October 03, 2022 – A teen writing their college essay on a mobile phone in a fast-food parking lot because they don’t have internet at home. A cancer patient forgoing their follow-up telehealth appointment due to a lack of internet connectivity in their neighborhood. And a family lacking the bandwidth needed to enjoy a Friday night movie together. These moments, and countless others, demonstrate the challenges of living in the digital divide — the gap between those able to fully participate in the modern online world and those who cannot.
For the millions living in the digital divide across the country, this isn’t a temporary inconvenience, it’s a daily reality. Left unaddressed, the digital divide could continue to be a chasm between the haves and have nots within our society. If we don’t urgently confront the challenges posed by the digital divide, we all miss the creativity, ingenuity and problem-solving of our peers and neighbors.

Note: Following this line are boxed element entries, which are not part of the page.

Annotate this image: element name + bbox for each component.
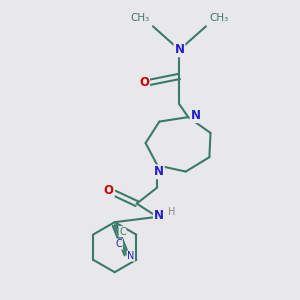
Text: N: N (174, 44, 184, 56)
Text: N: N (154, 209, 164, 222)
Text: CH₃: CH₃ (209, 14, 228, 23)
Text: CH₃: CH₃ (131, 14, 150, 23)
Text: O: O (104, 184, 114, 197)
Text: N: N (127, 251, 134, 261)
Text: H: H (168, 206, 175, 217)
Text: N: N (190, 109, 201, 122)
Text: N: N (154, 165, 164, 178)
Text: O: O (139, 76, 149, 89)
Text: C: C (116, 239, 122, 249)
Text: C: C (119, 226, 126, 237)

This October, as part of our $2 billion commitment from 2021 to 2023 to help close the digital divide, AT&T is launching their Bridge to Possibility: Closing the digital divide, together campaign.This is a month-long, company-wide initiative to drive awareness of the digital divide and the collective response needed to address it.
Building this bridge requires us to come together across businesses, nonprofits and government to make meaningful progress. With advancements in technology, federal investments in broadband infrastructure and a renewed commitment to digital equity, we have a once-in-a-generation opportunity to bring high-quality connectivity to millions of homes, schools and businesses in communities that need it most.
But building a bridge to possibility requires us to go beyond providing access to affordable high-speed internet. We must also demonstrate how broadband connectivity tangibly improves lives.
We’ll share stories of how we’re continuously tackling the challenges of access, affordability and adoption. Working with states, Tribal governments and municipalities, we’re committed to bringing high-quality connectivity to parts of the country with limited or no access, like through our public-private partnership with Vanderburgh County, Indiana and our ongoing work with Tribal lands. With our nonprofit relationships, we’re adding to our network of Connected Learning Centers to support communities in Atlanta, Detroit, Los Angeles and others. Connectivity sparks possibility no matter where you are.
Additionally, thousands of AT&T employees and our Employee Groups (EGs) will mobilize to give back to their communities. We’ll recognize their commitment to social good with city celebrations where employees will assemble 10,000 connected learning kits for students in need and host device distributions across the nation, along with additional volunteer activities.
Together, with our people and our collaborators, we are helping create healthier, stronger communities. Our greatest impact can only be realized when we bring the benefits of broadband and digital access to all.
One thought on “AT&T Launching Campaign to Help Close the Digital Divide”
I do not believe for one second that AT7T has any motive for doing anything that seems “good” for people unless it’s also “good” for their very fat wallets and company bottom line. They are an absolute nightmare where I live and NOBODY will a do a thing about it. I have been telling people for two years that they are bypassing rural areas for better (or at least dependable connections). I just recently had the cable and COPPER wire (the same exact wire that was placed for phone service umpteen million years ago) reburied after it laid on top of the ground for over a year. Last tech that was out gave me that piece of information about the wiring and also told me it would be another 5 years OR LONGER before they even started on anything here. The company that got the money to lay fiber right through this area, stopped at the back of my property and then jumped over my entire community to pick back up with the people who were already their clients! I thought the funds were supposed to be used to help the rural areas because kids have school things that need done on a computer? I was denied a job because my internet couldn’t muster up the speed needed to qualify! I have emailed and called ADECA, the USDA, the freaking Governor’s Office for crying out loud and no one will tell me the one piece of info I need, which is what federal agency is handling my area. AT&T is a greedy, lying piece of garbage and should be shut down.